Sociologue français, spécialiste des questions liées au vieillissement et à la « seniorisation » de la société, des enjeux de l’inter génération et des théories de l’éthique de la sollicitude, Serge Guérin a rejoint l’INSEEC en 2015 en tant qu’enseignant permanent : professeur au sein du programme Grande Ecole et responsable du séminaire managérial de 1ère année, il est également Directeur du MSc Directeur des Etablissements de Santé.

Entre deux interviews sur LCI, France 5 ou RTL, il nous a accordé un entretien :

 

Bonjour Serge Guérin. Tout d’abord, pourriez-vous nous en dire davantage sur votre parcours avant l’INSEEC ?

Bonjour ! J’ai eu deux activités principales. J’ai d’abord été très impliqué dans le monde de l’enseignement, en tant que professeur associé à l’université Lyon 2 puis dans différents programmes au sein d’autres écoles de commerce.

En parallèle, j’ai effectué une grande partie de ma carrière dans le monde de la presse : j’ai notamment dirigé un groupe de presse professionnelle et ai créé des magazines. J’ai également eu le plaisir de prendre la direction de la communication de la fédération des ESH (Entreprises Sociales pour l’Habitat), ainsi que du Fonds pour l’innovation sociale.

J’ai par ailleurs mené, comme consultant, de nombreuses missions d’accompagnement d’entreprises, organisations ou collectivités locales.

 

Professeur permanent, que cela signifie-t-il concrètement ?

Cela signifie que je me consacre à « temps plein » à l’INSEEC, en tant que directeur du MSc Directeur des Etablissements de Santé ainsi qu’en tant qu’intervenant (enseignant, pilotage de projets – comme le séminaire managérial -, mémoires, conférences, etc.)

Pour autant, ce statut me permet tout de même de conserver une activité en parallèle dite « de terrain ». J’accompagne ainsi des entreprises sur les thématiques du vieillissement et de la solidarité.

Enfin, j’ai publié plus de 25 ouvrages, et, je suis régulièrement convié dans les médias, en particulier, autour des sujets dits de société. C’est une contribution à faire rayonner la marque INSEEC et à développer notre réseau.

 

Vous avez été responsable du séminaire « Penser autrement » : pourriez-vous tirer un bilan de la première édition de cette nouvelle formule ?

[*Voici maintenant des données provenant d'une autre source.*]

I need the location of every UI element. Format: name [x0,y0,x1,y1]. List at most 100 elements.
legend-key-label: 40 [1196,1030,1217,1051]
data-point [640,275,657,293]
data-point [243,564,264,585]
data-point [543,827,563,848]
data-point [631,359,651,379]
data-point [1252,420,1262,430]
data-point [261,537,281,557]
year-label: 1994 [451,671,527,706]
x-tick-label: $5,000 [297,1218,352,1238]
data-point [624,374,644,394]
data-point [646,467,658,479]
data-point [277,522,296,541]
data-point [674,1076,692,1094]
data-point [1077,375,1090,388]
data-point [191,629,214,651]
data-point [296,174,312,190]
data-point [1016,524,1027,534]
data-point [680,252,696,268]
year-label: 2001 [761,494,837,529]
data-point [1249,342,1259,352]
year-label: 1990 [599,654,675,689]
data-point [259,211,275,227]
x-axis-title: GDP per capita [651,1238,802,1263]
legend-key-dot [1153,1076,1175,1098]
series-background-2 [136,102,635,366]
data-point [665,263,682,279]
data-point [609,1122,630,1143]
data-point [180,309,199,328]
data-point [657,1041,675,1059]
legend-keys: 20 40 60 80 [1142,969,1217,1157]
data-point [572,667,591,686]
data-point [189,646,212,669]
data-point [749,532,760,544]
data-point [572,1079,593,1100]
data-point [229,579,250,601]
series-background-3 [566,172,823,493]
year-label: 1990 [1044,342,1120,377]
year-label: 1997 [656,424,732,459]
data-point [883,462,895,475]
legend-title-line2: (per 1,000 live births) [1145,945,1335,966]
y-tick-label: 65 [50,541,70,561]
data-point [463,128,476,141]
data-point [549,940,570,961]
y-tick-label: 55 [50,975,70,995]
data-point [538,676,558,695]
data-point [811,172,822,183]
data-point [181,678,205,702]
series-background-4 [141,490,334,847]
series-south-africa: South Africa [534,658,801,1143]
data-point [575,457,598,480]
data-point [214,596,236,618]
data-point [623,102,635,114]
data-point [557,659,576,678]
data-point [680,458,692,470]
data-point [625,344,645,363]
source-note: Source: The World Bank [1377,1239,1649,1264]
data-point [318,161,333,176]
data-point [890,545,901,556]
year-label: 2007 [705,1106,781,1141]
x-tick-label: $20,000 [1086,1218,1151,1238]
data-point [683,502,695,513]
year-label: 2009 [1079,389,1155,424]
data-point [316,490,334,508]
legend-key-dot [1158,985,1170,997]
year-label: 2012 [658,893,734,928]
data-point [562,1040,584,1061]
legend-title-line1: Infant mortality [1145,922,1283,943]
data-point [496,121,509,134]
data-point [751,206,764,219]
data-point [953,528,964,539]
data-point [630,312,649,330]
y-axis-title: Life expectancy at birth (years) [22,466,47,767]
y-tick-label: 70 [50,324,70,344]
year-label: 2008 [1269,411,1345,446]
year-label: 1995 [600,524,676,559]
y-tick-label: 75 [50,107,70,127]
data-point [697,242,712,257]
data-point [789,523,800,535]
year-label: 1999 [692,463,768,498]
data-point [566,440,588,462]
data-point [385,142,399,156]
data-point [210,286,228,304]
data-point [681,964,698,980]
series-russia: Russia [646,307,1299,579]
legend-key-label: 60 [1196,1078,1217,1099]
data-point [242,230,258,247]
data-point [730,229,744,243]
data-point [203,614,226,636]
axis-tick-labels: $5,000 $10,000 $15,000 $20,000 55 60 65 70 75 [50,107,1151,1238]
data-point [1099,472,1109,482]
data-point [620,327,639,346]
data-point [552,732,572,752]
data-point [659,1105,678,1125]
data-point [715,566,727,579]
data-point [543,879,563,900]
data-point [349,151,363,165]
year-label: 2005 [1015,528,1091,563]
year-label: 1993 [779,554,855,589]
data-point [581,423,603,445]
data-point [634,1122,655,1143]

Avec Mathieu Violette, nous avons organisé une semaine très originale qui avait pour objectif de remettre en cause les a priori des étudiants et de contribuer à ouvrir leur esprit en leur montrant d’autres facettes du management, de l’entreprise mais aussi d’éléments de société (méditation, économie sociale et solidaire, la prise de parole en public de manière originale…)

Nous en tirons un bilan très positif : chaque groupe devait faire une vidéo et force est de constater qu’elles étaient dans l’ensemble de grande qualité et certaines particulièrement réussies. Les étudiants ont joué le jeu et ont su quelque peu décentrer leur regard.

C’était également une manière de créer un premier esprit de corps, de promotion, afin que ces étudiants issus d’horizons différents puissent déjà se découvrir et travailler ensemble.

 

En quoi le profil des étudiants de l’INSEEC vous semble intéressant ?

Je constate ici une plus grande diversité sociale et culturelle parmi les étudiants que dans d’autres formations et une grande part d’entre eux a une forte envie de repousser les limites, de mieux appréhender les codes et la culture de l’entreprise et de l’encadrement. Je trouve ça remarquable.

 

Pouvez-vous nous dire quelques mots de vos projets au sein de l’école pour nos étudiants ?

Le prochain grand projet est la green business week (qui se tiendra en mars) : il s’agit d’un temps d’ouverture d’esprit, de réflexion et d’action sur des opportunités de création d’entreprises ou de développement d’activités.

Par ailleurs, je participe au projet de développement d’une chaire (=  structure qui permet de développer de la réflexion, de la recherche et des enseignements autour d’un thème) « silver economie » avec de nombreux partenaires entreprises et organisations.

Enfin, à titre personnel, j’aurai le plaisir de sortir mon prochain livre en janvier, qui s’intitulera « La guerre des générations aura-t-elle lieu ? »

 

Et on m’a signalé que vous aviez aussi une passion pour le chocolat ?

Je peux très difficilement passer une journée entière sans déguster du très bon chocolat… Noir évidemment !

J’ai également participé à la création d’une petite entreprise de distribution de chocolats et autre épicerie fine,  et par ailleurs, j’ai publié plusieurs ouvrages sur la question dont « Eloge politique du chocolat » l’année dernière.